# TIG too hot.  Lotos ct520d



## agarrettjr (Jun 22, 2011)

I'm a new guy. Just bought a Lotos CT520D. Tig welding with the 'current meter' set at '10' (lowest setting), I quickly burn thru 1/16" steel plate. Is it possible that I incorrectly wired the 220 plug on the machine power cord? 220 outlet IS wired correctly.

Thanks,


----------



## Zigeuner (Jul 30, 2011)

[quote author=agarrettjr link=topic=2535.msg17048#msg17048 date=1308786646]
I'm a new guy. Just bought a Lotos CT520D. Tig welding with the 'current meter' set at '10' (lowest setting), I quickly burn thru 1/16" steel plate.

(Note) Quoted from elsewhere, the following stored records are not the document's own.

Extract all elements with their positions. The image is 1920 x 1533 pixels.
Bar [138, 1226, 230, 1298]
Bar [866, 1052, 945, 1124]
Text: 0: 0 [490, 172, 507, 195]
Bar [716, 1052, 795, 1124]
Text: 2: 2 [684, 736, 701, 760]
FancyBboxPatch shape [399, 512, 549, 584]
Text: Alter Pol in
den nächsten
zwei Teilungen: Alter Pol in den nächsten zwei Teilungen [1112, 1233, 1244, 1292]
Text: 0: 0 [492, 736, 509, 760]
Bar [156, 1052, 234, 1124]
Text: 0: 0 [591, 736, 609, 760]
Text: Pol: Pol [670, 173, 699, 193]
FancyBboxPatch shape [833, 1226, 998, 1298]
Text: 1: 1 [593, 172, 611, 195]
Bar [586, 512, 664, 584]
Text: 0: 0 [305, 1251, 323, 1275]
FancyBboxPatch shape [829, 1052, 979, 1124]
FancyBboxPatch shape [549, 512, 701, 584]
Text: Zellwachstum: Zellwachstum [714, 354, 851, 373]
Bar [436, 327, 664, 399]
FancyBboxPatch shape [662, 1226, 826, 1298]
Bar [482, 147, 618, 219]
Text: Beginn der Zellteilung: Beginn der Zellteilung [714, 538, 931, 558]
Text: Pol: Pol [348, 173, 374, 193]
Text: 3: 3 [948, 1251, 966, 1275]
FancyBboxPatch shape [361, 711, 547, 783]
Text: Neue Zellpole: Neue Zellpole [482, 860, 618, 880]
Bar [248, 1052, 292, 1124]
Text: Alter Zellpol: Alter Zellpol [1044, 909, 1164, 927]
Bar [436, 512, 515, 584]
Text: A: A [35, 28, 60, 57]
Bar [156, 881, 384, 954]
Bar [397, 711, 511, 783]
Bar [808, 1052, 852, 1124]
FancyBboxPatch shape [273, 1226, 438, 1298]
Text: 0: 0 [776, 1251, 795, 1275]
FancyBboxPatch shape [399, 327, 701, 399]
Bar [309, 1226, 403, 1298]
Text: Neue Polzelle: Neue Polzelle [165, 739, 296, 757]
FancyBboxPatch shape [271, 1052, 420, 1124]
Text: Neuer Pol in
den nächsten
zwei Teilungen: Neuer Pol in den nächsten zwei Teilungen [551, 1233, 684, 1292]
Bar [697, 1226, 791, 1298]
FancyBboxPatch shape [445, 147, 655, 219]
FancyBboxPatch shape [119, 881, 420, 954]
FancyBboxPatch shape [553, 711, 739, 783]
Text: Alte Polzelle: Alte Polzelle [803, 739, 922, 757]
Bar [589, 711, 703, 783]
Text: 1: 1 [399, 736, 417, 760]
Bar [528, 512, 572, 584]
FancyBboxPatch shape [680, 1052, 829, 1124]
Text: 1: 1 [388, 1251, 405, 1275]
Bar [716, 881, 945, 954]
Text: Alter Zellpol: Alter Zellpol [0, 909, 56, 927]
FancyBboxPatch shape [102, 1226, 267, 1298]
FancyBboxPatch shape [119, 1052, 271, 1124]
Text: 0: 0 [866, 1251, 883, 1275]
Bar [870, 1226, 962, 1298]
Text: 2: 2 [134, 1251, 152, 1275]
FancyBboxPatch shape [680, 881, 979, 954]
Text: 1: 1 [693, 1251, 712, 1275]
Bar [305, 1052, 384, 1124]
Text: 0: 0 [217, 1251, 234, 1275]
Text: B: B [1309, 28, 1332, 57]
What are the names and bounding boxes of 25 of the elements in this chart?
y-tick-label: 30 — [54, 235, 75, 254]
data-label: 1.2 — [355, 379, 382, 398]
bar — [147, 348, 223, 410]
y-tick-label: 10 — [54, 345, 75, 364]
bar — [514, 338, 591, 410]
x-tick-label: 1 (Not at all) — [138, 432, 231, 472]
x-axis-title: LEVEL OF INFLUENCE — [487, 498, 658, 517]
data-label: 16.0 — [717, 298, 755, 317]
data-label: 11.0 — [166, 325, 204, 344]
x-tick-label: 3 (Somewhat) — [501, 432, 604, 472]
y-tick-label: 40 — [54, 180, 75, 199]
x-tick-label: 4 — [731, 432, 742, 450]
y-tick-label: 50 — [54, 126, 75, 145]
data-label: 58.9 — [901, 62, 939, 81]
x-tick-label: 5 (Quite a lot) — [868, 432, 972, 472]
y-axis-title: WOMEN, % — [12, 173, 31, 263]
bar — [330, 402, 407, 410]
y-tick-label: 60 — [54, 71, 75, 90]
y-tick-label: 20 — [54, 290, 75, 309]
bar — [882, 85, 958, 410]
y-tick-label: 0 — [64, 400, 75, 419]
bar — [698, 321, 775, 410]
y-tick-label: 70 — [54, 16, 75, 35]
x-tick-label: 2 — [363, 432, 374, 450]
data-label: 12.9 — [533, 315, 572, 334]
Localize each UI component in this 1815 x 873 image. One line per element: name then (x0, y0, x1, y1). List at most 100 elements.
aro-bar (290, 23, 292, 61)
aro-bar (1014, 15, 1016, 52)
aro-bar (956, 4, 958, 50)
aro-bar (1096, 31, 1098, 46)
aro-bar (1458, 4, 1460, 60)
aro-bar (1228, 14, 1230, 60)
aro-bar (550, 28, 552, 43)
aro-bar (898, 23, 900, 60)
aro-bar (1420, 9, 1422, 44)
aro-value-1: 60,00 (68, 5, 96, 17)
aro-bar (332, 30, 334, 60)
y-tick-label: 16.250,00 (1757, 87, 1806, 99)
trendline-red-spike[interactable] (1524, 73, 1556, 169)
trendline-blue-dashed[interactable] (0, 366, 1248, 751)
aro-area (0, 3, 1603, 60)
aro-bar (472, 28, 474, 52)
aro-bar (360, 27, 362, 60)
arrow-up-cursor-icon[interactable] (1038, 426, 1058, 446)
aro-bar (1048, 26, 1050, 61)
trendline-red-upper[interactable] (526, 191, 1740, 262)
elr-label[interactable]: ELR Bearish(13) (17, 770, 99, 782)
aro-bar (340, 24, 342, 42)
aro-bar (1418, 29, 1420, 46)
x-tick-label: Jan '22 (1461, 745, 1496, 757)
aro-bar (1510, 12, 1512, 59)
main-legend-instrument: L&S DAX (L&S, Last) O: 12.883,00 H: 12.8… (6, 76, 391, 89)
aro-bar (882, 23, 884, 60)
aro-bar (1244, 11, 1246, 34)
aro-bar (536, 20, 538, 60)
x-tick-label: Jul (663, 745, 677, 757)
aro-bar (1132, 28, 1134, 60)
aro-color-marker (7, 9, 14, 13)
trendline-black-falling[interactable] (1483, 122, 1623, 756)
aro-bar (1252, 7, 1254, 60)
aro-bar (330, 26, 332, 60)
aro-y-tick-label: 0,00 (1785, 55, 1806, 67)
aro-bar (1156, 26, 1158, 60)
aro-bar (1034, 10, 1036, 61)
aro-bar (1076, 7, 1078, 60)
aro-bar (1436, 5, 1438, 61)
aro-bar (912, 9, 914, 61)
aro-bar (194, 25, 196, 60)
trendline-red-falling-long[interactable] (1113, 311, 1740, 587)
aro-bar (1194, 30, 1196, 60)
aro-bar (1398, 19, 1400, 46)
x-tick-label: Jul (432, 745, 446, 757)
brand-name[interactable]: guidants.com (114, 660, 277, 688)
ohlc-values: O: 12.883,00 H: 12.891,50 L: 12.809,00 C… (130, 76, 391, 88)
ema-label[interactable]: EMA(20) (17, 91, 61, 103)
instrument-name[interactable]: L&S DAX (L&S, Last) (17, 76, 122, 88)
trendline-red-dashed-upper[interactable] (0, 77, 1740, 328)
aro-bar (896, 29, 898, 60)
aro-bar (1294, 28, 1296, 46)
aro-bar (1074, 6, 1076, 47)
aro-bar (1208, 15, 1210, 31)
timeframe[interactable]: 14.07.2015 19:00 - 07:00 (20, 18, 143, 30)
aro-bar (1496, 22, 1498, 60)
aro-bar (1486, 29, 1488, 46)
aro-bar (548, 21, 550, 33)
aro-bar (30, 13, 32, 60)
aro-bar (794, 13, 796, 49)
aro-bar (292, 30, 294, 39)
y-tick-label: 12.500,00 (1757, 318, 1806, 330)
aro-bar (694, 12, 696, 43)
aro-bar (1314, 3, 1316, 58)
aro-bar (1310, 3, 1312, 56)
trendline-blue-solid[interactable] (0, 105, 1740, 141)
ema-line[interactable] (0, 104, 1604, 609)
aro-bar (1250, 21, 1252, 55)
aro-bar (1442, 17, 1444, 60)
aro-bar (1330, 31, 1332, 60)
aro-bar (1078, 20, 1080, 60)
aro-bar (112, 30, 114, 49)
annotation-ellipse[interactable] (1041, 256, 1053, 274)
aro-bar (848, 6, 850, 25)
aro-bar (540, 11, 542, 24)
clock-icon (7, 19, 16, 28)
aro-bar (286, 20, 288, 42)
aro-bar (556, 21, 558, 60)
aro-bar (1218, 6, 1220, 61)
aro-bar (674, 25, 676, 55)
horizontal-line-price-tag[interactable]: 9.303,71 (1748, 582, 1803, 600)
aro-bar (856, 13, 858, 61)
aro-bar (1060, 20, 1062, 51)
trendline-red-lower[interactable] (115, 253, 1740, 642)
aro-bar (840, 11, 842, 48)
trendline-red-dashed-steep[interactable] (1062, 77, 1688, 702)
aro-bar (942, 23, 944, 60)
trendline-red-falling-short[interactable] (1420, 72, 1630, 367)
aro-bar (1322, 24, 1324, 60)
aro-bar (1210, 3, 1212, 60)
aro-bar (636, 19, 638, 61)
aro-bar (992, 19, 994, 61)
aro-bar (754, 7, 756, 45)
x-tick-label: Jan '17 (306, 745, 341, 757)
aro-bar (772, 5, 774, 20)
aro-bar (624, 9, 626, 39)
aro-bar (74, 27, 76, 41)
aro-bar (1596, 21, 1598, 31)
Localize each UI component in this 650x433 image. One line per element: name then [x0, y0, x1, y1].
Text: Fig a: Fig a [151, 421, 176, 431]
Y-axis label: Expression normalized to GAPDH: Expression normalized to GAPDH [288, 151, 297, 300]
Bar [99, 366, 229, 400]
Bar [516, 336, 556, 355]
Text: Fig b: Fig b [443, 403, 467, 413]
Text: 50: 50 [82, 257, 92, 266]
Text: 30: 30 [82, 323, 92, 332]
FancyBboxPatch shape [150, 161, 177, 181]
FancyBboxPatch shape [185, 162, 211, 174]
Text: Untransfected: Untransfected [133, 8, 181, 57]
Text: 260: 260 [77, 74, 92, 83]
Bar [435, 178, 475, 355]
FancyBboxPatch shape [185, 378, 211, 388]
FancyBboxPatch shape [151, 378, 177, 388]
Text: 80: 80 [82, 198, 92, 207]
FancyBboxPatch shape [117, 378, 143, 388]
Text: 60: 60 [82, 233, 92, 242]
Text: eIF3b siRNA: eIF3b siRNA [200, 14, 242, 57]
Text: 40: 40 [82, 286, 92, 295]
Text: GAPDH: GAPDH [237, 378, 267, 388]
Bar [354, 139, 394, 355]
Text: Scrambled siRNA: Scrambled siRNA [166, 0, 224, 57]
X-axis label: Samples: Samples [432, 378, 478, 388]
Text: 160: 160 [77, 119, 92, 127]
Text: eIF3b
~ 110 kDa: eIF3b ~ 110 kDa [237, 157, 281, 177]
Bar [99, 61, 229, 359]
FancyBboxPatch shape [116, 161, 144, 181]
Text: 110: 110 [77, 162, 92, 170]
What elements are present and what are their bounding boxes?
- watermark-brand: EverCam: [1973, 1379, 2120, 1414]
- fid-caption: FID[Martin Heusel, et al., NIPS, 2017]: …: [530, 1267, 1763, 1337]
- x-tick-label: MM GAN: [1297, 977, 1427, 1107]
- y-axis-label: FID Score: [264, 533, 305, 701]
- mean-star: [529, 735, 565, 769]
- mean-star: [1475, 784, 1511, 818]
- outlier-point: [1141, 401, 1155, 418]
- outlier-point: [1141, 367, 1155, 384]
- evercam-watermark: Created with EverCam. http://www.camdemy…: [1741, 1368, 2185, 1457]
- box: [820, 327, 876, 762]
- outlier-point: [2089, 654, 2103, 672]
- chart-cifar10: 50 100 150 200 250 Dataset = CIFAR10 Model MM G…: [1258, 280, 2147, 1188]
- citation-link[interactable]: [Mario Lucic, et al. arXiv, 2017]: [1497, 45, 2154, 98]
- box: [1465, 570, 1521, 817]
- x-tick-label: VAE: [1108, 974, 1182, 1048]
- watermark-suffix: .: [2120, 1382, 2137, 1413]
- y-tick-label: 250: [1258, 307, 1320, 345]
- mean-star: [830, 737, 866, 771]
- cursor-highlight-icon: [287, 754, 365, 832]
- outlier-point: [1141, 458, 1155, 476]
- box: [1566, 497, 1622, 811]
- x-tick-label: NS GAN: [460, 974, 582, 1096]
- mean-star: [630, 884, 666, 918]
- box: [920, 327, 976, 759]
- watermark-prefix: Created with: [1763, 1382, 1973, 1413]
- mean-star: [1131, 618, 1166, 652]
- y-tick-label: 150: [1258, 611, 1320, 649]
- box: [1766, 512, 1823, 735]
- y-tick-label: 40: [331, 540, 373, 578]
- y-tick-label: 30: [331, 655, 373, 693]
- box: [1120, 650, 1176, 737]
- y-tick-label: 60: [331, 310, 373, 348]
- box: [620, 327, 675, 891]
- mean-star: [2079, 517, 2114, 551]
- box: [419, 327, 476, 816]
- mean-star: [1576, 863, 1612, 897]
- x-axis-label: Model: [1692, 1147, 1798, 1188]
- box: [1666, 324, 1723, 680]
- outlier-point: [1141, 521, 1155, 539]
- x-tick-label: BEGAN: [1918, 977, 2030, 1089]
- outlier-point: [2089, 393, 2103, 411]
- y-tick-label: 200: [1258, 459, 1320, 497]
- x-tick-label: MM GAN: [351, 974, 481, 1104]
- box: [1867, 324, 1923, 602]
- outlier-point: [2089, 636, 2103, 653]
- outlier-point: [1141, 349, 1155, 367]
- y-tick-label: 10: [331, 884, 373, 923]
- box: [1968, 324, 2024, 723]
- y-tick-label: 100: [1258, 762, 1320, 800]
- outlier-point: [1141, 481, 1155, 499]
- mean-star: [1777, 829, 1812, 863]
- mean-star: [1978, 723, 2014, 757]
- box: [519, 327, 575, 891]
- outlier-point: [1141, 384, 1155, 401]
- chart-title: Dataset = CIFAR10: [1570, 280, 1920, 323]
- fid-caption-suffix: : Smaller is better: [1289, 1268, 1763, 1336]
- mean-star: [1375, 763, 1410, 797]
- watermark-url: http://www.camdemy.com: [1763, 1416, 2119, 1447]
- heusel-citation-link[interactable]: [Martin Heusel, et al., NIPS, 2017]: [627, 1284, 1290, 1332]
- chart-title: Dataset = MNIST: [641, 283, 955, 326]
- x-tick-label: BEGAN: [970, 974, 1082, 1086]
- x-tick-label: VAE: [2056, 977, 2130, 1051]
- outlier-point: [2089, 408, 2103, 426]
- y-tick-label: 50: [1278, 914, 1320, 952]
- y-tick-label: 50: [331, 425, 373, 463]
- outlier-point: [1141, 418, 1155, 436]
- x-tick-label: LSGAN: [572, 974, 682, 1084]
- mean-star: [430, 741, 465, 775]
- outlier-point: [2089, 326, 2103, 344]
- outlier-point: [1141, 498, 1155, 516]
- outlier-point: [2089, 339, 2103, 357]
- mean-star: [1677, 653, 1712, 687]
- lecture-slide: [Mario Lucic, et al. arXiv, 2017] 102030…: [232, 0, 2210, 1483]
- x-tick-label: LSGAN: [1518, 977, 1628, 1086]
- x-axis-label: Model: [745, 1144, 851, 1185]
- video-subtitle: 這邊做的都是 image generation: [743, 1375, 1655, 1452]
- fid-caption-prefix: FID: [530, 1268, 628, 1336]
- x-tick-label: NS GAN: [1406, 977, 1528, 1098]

Is it possible that I incorrectly wired the 220 plug on the machine power cord? 220 outlet IS wired correctly.

Thanks,
[/quote]

I'm not familiar with the Lotos CT500. You say you are "new". Do you mean new here or new to Tig? There are a few things I might mention. 

1. Steel plate requires DC-negative setting on your output. Is it possible that you have it set for DC+? 

2. Is the machine a Tap style, where there are fixed settings for each current? If so, it's possible that a "10" might not mean 10 amperes. 

3. What is your gas flow set at? Too little could cause shielding to fail and permit oxygen to reach the weld. I use 15-20 SCFM argon measured on a ball-type Smiths regulator. I don't use the other type with two gauges and no ball because I could never figure out what they were telling me. 

4. Do you have the proper gas? Straight argon would be the best choice. If there is any CO2 present or O2 in the bottle, that could present a problem. 

If you already know all of this stuff, please ignore. LOL. 

By the way, if I were welding 1/6" on my Miller Syncrowave 200, I would probably use about 50 amps.


----------